Perform Calculations:
Solve step-by-step using a calculator or computational tool. For logarithmic equations, use:
- \( \ln(x) \) for natural log
- \( e^x \) for the exponential function
Interpret the Results:
Verify that the units are correct and the value is reasonable for the given context (e.g., a positive rate constant).

Calculation Examples

Example 1: Determining the Rate Constant (\( k \))

Given:

\( A = 1.0 \times 10^{13} \, \text{s}^{-1} \)
\( E_a = 75,000 \, \text{J/mol} \)
\( T = 298 \, \text{K} \)

Solution:

\( k = A \cdot e^{\frac{-E_a}{R \cdot T}} = 1.0 \times 10^{13} \cdot e^{\frac{-75,000}{8.314 \cdot 298}} \approx 1.74 \times 10^{-1} \, \text{s}^{-1} \)

Example 2: Calculating Activation Energy (\( E_a \))

Given:

\( k = 2.0 \times 10^{-5} \, \text{s}^{-1} \)
\( A = 1.0 \times 10^{13} \, \text{s}^{-1} \)
\( T = 298 \, \text{K} \)

Solution:

\( E_a = -R \cdot T \cdot \ln\left(\frac{k}{A}\right) \)

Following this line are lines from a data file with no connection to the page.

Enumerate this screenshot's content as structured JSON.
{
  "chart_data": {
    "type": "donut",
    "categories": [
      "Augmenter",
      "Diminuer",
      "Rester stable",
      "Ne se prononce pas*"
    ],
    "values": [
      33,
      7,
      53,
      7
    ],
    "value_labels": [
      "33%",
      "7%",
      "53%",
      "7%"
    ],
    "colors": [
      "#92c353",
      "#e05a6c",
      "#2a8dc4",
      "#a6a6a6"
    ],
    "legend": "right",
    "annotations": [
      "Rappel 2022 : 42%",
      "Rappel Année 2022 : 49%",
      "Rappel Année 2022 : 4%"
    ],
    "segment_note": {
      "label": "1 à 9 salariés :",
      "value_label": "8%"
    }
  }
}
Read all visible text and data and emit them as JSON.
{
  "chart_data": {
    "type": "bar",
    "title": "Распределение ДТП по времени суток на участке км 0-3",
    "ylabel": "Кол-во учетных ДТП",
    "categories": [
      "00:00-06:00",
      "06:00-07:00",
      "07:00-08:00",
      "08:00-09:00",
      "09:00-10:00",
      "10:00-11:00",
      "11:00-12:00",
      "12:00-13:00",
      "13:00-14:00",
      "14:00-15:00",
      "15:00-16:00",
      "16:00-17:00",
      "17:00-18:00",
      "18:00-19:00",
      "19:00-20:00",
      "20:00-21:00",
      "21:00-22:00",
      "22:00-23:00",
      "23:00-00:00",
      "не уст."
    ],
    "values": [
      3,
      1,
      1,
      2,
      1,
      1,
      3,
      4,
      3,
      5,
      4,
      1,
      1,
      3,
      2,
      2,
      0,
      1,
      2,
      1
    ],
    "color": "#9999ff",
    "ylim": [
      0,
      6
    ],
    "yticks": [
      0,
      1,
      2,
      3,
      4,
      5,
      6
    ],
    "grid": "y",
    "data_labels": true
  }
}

Substitute values to find \( E_a \).

Questions for Practice

What is the relationship between the rate constant (\( k \)) and activation energy (\( E_a \))?
The rate constant (\( k \)) is inversely related to the activation energy (\( E_a \)). Higher activation energy results in a lower \( k \), meaning a slower reaction rate at a given temperature. This relationship is quantified by the Arrhenius equation \( k = A \cdot e^{\frac{-E_a}{R \cdot T}} \).
Explain how the Arrhenius equation accounts for temperature changes in reaction rates.
The Arrhenius equation shows that as temperature increases, the exponential factor \( e^{\frac{-E_a}{R \cdot T}} \) becomes larger, leading to an increased rate constant (\( k \)). This reflects the greater number of molecules with sufficient energy to overcome the activation energy barrier.
Describe the significance of the pre-exponential factor (\( A \)) in the equation.
The pre-exponential factor (\( A \)) represents the frequency of collisions and the proper orientation of reactants for a successful reaction. It determines the upper limit of the rate constant (\( k \)) and depends on the specific characteristics of the reaction.
How can an Arrhenius plot be used to calculate activation energy?
An Arrhenius plot graphs \( \ln(k) \) versus \( \frac{1}{T} \). The slope of the line is equal to \( -\frac{E_a}{R} \). By determining the slope experimentally, the activation energy (\( E_a \)) can be calculated.
Derive the units of \( k \) for a second-order reaction.
For a second-order reaction, the rate equation is \( \text{Rate} = k \cdot [A]^2 \). The unit of the rate is \( \text{mol/L·s} \) and the unit of concentration is \( \text{mol/L} \). Thus, the units of \( k \) are derived as:
\[ \text{Units of } k = \frac{\text{mol/L·s}}{(\text{mol/L})^2} = \text{L/mol·s}. \]
Calculate \( k \) for a reaction with \( A = 2.0 \times 10^{12} \, \text{s}^{-1} \), \( E_a = 85,000 \, \text{J/mol} \), and \( T = 310 \, \text{K} \).
Using the Arrhenius equation:
\[ k = A \cdot e^{\frac{-E_a}{R \cdot T}}, \] where \( R = 8.314 \, \text{J/mol·K} \):
\[ k = 2.0 \times 10^{12} \cdot e^{\frac{-85,000}{8.314 \cdot 310}} \approx 1.13 \, \text{s}^{-1}. \]
Determine \( E_a \) if \( k = 5.0 \times 10^{-4} \, \text{s}^{-1} \), \( A = 3.0 \times 10^{10} \, \text{s}^{-1} \), and \( T = 290 \, \text{K} \).
Rearrange the Arrhenius equation to solve for \( E_a \):
\[ E_a = -R \cdot T \cdot \ln\left(\frac{k}{A}\right), \] substituting the given values:
\[ E_a = -8.314 \cdot 290 \cdot \ln\left(\frac{5.0 \times 10^{-4}}{3.0 \times 10^{10}}\right) \approx 75,280 \, \text{J/mol}. \]